Blay’s motivation for the exhibit was the feeling of being overwhelmed by recent reports of unarmed African-Americans deaths.

“It’s examining the situation of African-Americans killed by police in the past 20 years.” Blay said. “It’s a retelling of these stories to mark this moment in time as an artist.”

NW art associate professor Winter Rusiloski, a colleague of Blay’s and a self-professed “friend and super fan,” curated the exhibit.

“I let him know that I’d seen that he had gotten some recent awards and grants and would he do a show for NW?” she said.

The exhibit pays tribute to recent national events, such as Blay’s creation of an iron lung, a reference to the death of Eric Garner, a 43-year-old African-American who died after being put in a chokehold by a New York police officer.

“It is frustrating, seeing all the reports constantly.

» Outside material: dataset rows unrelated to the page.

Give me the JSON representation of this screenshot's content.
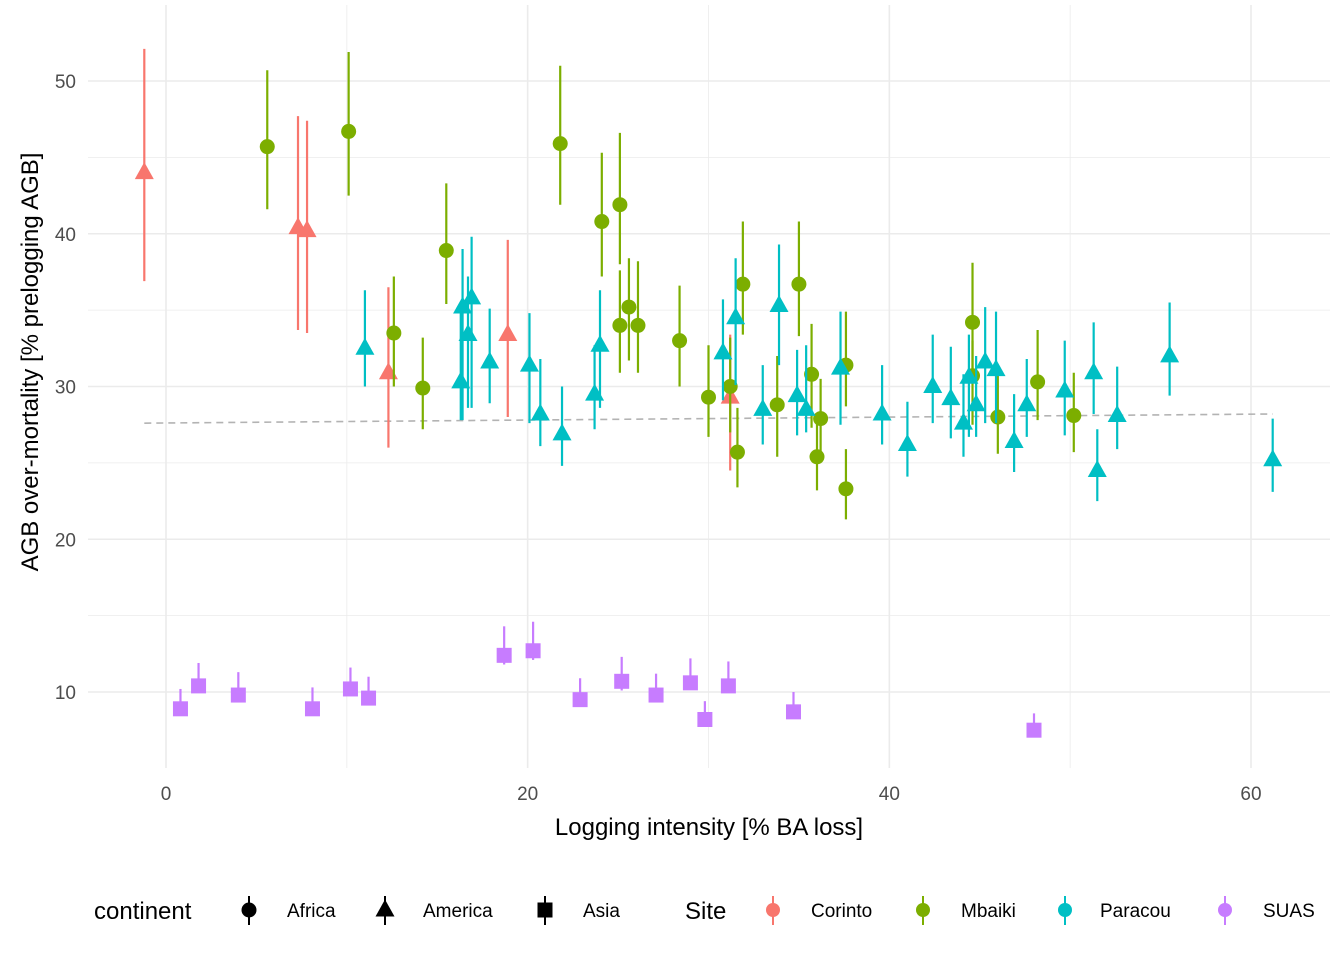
{
  "chart_data": {
    "type": "scatter",
    "title": "",
    "xlabel": "Logging intensity [% BA loss]",
    "ylabel": "AGB over-mortality [% prelogging AGB]",
    "xlim": [
      -4.3,
      64.2
    ],
    "ylim": [
      5,
      54.5
    ],
    "x_ticks": [
      0,
      20,
      40,
      60
    ],
    "y_ticks": [
      10,
      20,
      30,
      40,
      50
    ],
    "grid": true,
    "legend_position": "bottom",
    "legends": [
      {
        "title": "continent",
        "aesthetic": "shape",
        "entries": [
          {
            "label": "Africa",
            "shape": "circle"
          },
          {
            "label": "America",
            "shape": "triangle"
          },
          {
            "label": "Asia",
            "shape": "square"
          }
        ]
      },
      {
        "title": "Site",
        "aesthetic": "color",
        "entries": [
          {
            "label": "Corinto",
            "color": "#F8766D"
          },
          {
            "label": "Mbaiki",
            "color": "#7CAE00"
          },
          {
            "label": "Paracou",
            "color": "#00BFC4"
          },
          {
            "label": "SUAS",
            "color": "#C77CFF"
          }
        ]
      }
    ],
    "trend_line": {
      "style": "dashed",
      "color": "#b3b3b3",
      "x": [
        -1.2,
        61.2
      ],
      "y": [
        27.6,
        28.2
      ]
    },
    "series": [
      {
        "name": "Corinto",
        "continent": "America",
        "shape": "triangle",
        "color": "#F8766D",
        "points": [
          {
            "x": -1.2,
            "y": 44.0,
            "lo": 36.9,
            "hi": 52.1
          },
          {
            "x": 7.3,
            "y": 40.4,
            "lo": 33.7,
            "hi": 47.7
          },
          {
            "x": 7.8,
            "y": 40.2,
            "lo": 33.5,
            "hi": 47.4
          },
          {
            "x": 12.3,
            "y": 30.9,
            "lo": 26.0,
            "hi": 36.5
          },
          {
            "x": 18.9,
            "y": 33.4,
            "lo": 28.0,
            "hi": 39.6
          },
          {
            "x": 31.2,
            "y": 29.3,
            "lo": 24.5,
            "hi": 33.4
          }
        ]
      },
      {
        "name": "Mbaiki",
        "continent": "Africa",
        "shape": "circle",
        "color": "#7CAE00",
        "points": [
          {
            "x": 5.6,
            "y": 45.7,
            "lo": 41.6,
            "hi": 50.7
          },
          {
            "x": 10.1,
            "y": 46.7,
            "lo": 42.5,
            "hi": 51.9
          },
          {
            "x": 12.6,
            "y": 33.5,
            "lo": 30.0,
            "hi": 37.2
          },
          {
            "x": 14.2,
            "y": 29.9,
            "lo": 27.2,
            "hi": 33.2
          },
          {
            "x": 15.5,
            "y": 38.9,
            "lo": 35.4,
            "hi": 43.3
          },
          {
            "x": 21.8,
            "y": 45.9,
            "lo": 41.9,
            "hi": 51.0
          },
          {
            "x": 24.1,
            "y": 40.8,
            "lo": 37.2,
            "hi": 45.3
          },
          {
            "x": 25.1,
            "y": 41.9,
            "lo": 38.0,
            "hi": 46.6
          },
          {
            "x": 25.1,
            "y": 34.0,
            "lo": 30.9,
            "hi": 37.6
          },
          {
            "x": 25.6,
            "y": 35.2,
            "lo": 31.7,
            "hi": 38.4
          },
          {
            "x": 26.1,
            "y": 34.0,
            "lo": 30.9,
            "hi": 38.2
          },
          {
            "x": 28.4,
            "y": 33.0,
            "lo": 30.0,
            "hi": 36.6
          },
          {
            "x": 30.0,
            "y": 29.3,
            "lo": 26.7,
            "hi": 32.7
          },
          {
            "x": 31.2,
            "y": 30.0,
            "lo": 27.0,
            "hi": 33.2
          },
          {
            "x": 31.6,
            "y": 25.7,
            "lo": 23.4,
            "hi": 28.6
          },
          {
            "x": 31.9,
            "y": 36.7,
            "lo": 33.4,
            "hi": 40.8
          },
          {
            "x": 33.8,
            "y": 28.8,
            "lo": 25.4,
            "hi": 32.0
          },
          {
            "x": 35.0,
            "y": 36.7,
            "lo": 33.3,
            "hi": 40.8
          },
          {
            "x": 35.7,
            "y": 30.8,
            "lo": 27.3,
            "hi": 34.1
          },
          {
            "x": 36.2,
            "y": 27.9,
            "lo": 25.6,
            "hi": 30.5
          },
          {
            "x": 36.0,
            "y": 25.4,
            "lo": 23.2,
            "hi": 28.0
          },
          {
            "x": 37.6,
            "y": 31.4,
            "lo": 28.7,
            "hi": 34.9
          },
          {
            "x": 37.6,
            "y": 23.3,
            "lo": 21.3,
            "hi": 25.9
          },
          {
            "x": 44.6,
            "y": 34.2,
            "lo": 30.9,
            "hi": 38.1
          },
          {
            "x": 44.6,
            "y": 30.7,
            "lo": 27.5,
            "hi": 33.0
          },
          {
            "x": 46.0,
            "y": 28.0,
            "lo": 25.6,
            "hi": 31.0
          },
          {
            "x": 48.2,
            "y": 30.3,
            "lo": 27.8,
            "hi": 33.7
          },
          {
            "x": 50.2,
            "y": 28.1,
            "lo": 25.7,
            "hi": 30.9
          }
        ]
      },
      {
        "name": "Paracou",
        "continent": "America",
        "shape": "triangle",
        "color": "#00BFC4",
        "points": [
          {
            "x": 11.0,
            "y": 32.5,
            "lo": 30.0,
            "hi": 36.3
          },
          {
            "x": 16.3,
            "y": 30.3,
            "lo": 27.8,
            "hi": 35.5
          },
          {
            "x": 16.4,
            "y": 35.2,
            "lo": 27.8,
            "hi": 39.0
          },
          {
            "x": 16.7,
            "y": 33.4,
            "lo": 28.6,
            "hi": 37.2
          },
          {
            "x": 16.9,
            "y": 35.8,
            "lo": 28.6,
            "hi": 39.8
          },
          {
            "x": 17.9,
            "y": 31.6,
            "lo": 28.9,
            "hi": 35.1
          },
          {
            "x": 20.1,
            "y": 31.4,
            "lo": 27.6,
            "hi": 34.8
          },
          {
            "x": 20.7,
            "y": 28.2,
            "lo": 26.1,
            "hi": 31.8
          },
          {
            "x": 21.9,
            "y": 26.9,
            "lo": 24.8,
            "hi": 30.0
          },
          {
            "x": 23.7,
            "y": 29.5,
            "lo": 27.2,
            "hi": 32.7
          },
          {
            "x": 24.0,
            "y": 32.7,
            "lo": 28.6,
            "hi": 36.3
          },
          {
            "x": 30.8,
            "y": 32.2,
            "lo": 29.1,
            "hi": 35.7
          },
          {
            "x": 31.5,
            "y": 34.5,
            "lo": 30.1,
            "hi": 38.4
          },
          {
            "x": 33.0,
            "y": 28.5,
            "lo": 26.2,
            "hi": 31.4
          },
          {
            "x": 33.9,
            "y": 35.3,
            "lo": 31.4,
            "hi": 39.3
          },
          {
            "x": 34.9,
            "y": 29.4,
            "lo": 26.8,
            "hi": 32.4
          },
          {
            "x": 35.4,
            "y": 28.5,
            "lo": 27.0,
            "hi": 32.7
          },
          {
            "x": 37.3,
            "y": 31.2,
            "lo": 27.5,
            "hi": 34.9
          },
          {
            "x": 39.6,
            "y": 28.2,
            "lo": 26.2,
            "hi": 31.4
          },
          {
            "x": 41.0,
            "y": 26.2,
            "lo": 24.1,
            "hi": 29.0
          },
          {
            "x": 42.4,
            "y": 30.0,
            "lo": 27.6,
            "hi": 33.4
          },
          {
            "x": 43.4,
            "y": 29.2,
            "lo": 26.6,
            "hi": 32.6
          },
          {
            "x": 44.1,
            "y": 27.6,
            "lo": 25.4,
            "hi": 30.8
          },
          {
            "x": 44.4,
            "y": 30.6,
            "lo": 26.7,
            "hi": 33.4
          },
          {
            "x": 44.8,
            "y": 28.8,
            "lo": 26.7,
            "hi": 32.0
          },
          {
            "x": 45.3,
            "y": 31.6,
            "lo": 27.6,
            "hi": 35.2
          },
          {
            "x": 45.9,
            "y": 31.1,
            "lo": 27.6,
            "hi": 34.9
          },
          {
            "x": 46.9,
            "y": 26.4,
            "lo": 24.4,
            "hi": 29.5
          },
          {
            "x": 47.6,
            "y": 28.8,
            "lo": 26.7,
            "hi": 31.8
          },
          {
            "x": 49.7,
            "y": 29.7,
            "lo": 26.8,
            "hi": 33.0
          },
          {
            "x": 51.3,
            "y": 30.9,
            "lo": 28.2,
            "hi": 34.2
          },
          {
            "x": 51.5,
            "y": 24.5,
            "lo": 22.5,
            "hi": 27.2
          },
          {
            "x": 52.6,
            "y": 28.1,
            "lo": 25.9,
            "hi": 31.3
          },
          {
            "x": 55.5,
            "y": 32.0,
            "lo": 29.4,
            "hi": 35.5
          },
          {
            "x": 61.2,
            "y": 25.2,
            "lo": 23.1,
            "hi": 27.9
          }
        ]
      },
      {
        "name": "SUAS",
        "continent": "Asia",
        "shape": "square",
        "color": "#C77CFF",
        "points": [
          {
            "x": 0.8,
            "y": 8.9,
            "lo": 8.9,
            "hi": 10.2
          },
          {
            "x": 1.8,
            "y": 10.4,
            "lo": 10.4,
            "hi": 11.9
          },
          {
            "x": 4.0,
            "y": 9.8,
            "lo": 9.8,
            "hi": 11.3
          },
          {
            "x": 8.1,
            "y": 8.9,
            "lo": 8.9,
            "hi": 10.3
          },
          {
            "x": 10.2,
            "y": 10.2,
            "lo": 10.2,
            "hi": 11.6
          },
          {
            "x": 11.2,
            "y": 9.6,
            "lo": 9.6,
            "hi": 11.0
          },
          {
            "x": 18.7,
            "y": 12.4,
            "lo": 11.8,
            "hi": 14.3
          },
          {
            "x": 20.3,
            "y": 12.7,
            "lo": 12.1,
            "hi": 14.6
          },
          {
            "x": 22.9,
            "y": 9.5,
            "lo": 9.5,
            "hi": 10.9
          },
          {
            "x": 25.2,
            "y": 10.7,
            "lo": 10.1,
            "hi": 12.3
          },
          {
            "x": 27.1,
            "y": 9.8,
            "lo": 9.8,
            "hi": 11.2
          },
          {
            "x": 29.0,
            "y": 10.6,
            "lo": 10.6,
            "hi": 12.2
          },
          {
            "x": 29.8,
            "y": 8.2,
            "lo": 8.2,
            "hi": 9.4
          },
          {
            "x": 31.1,
            "y": 10.4,
            "lo": 10.4,
            "hi": 12.0
          },
          {
            "x": 34.7,
            "y": 8.7,
            "lo": 8.7,
            "hi": 10.0
          },
          {
            "x": 48.0,
            "y": 7.5,
            "lo": 7.5,
            "hi": 8.6
          }
        ]
      }
    ]
  }
}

It’s like the list of unarmed African-Americans killed by police grows everyday,” said NE student Frank O’Dell. “This exhibit is really chilling, but it’s a message that students need to receive.”

Other pieces of the exhibit show the depiction of gunshot wounds where Blay used coroners’ reports as sources for the work.

“It’s a really powerful exhibit,” said NW student Amber Neumann. “I’m glad I got to see this message being conveyed in such a way here at TCC. I’ve seen other people stop by and take their time to look around.”

Blay said Garner’s death at the hands of police is an analogy of how African-Americans overall are treated. “I feel that culturally this is a voice that has to be represented — how we as an African-American community are being constricted, both literally and metaphorically,” he said.

Blay explained that, while the curator or owner of a space generally knows the theme and sometimes the materials being used, he, himself, often doesn’t even know the final look for a project.

“I’m more organic. There are usually things going in [the space] partially constructed, but the rest is almost always on site,” he said.

Blay’s exhibit will run in the Lakeview Gallery until Feb. 26.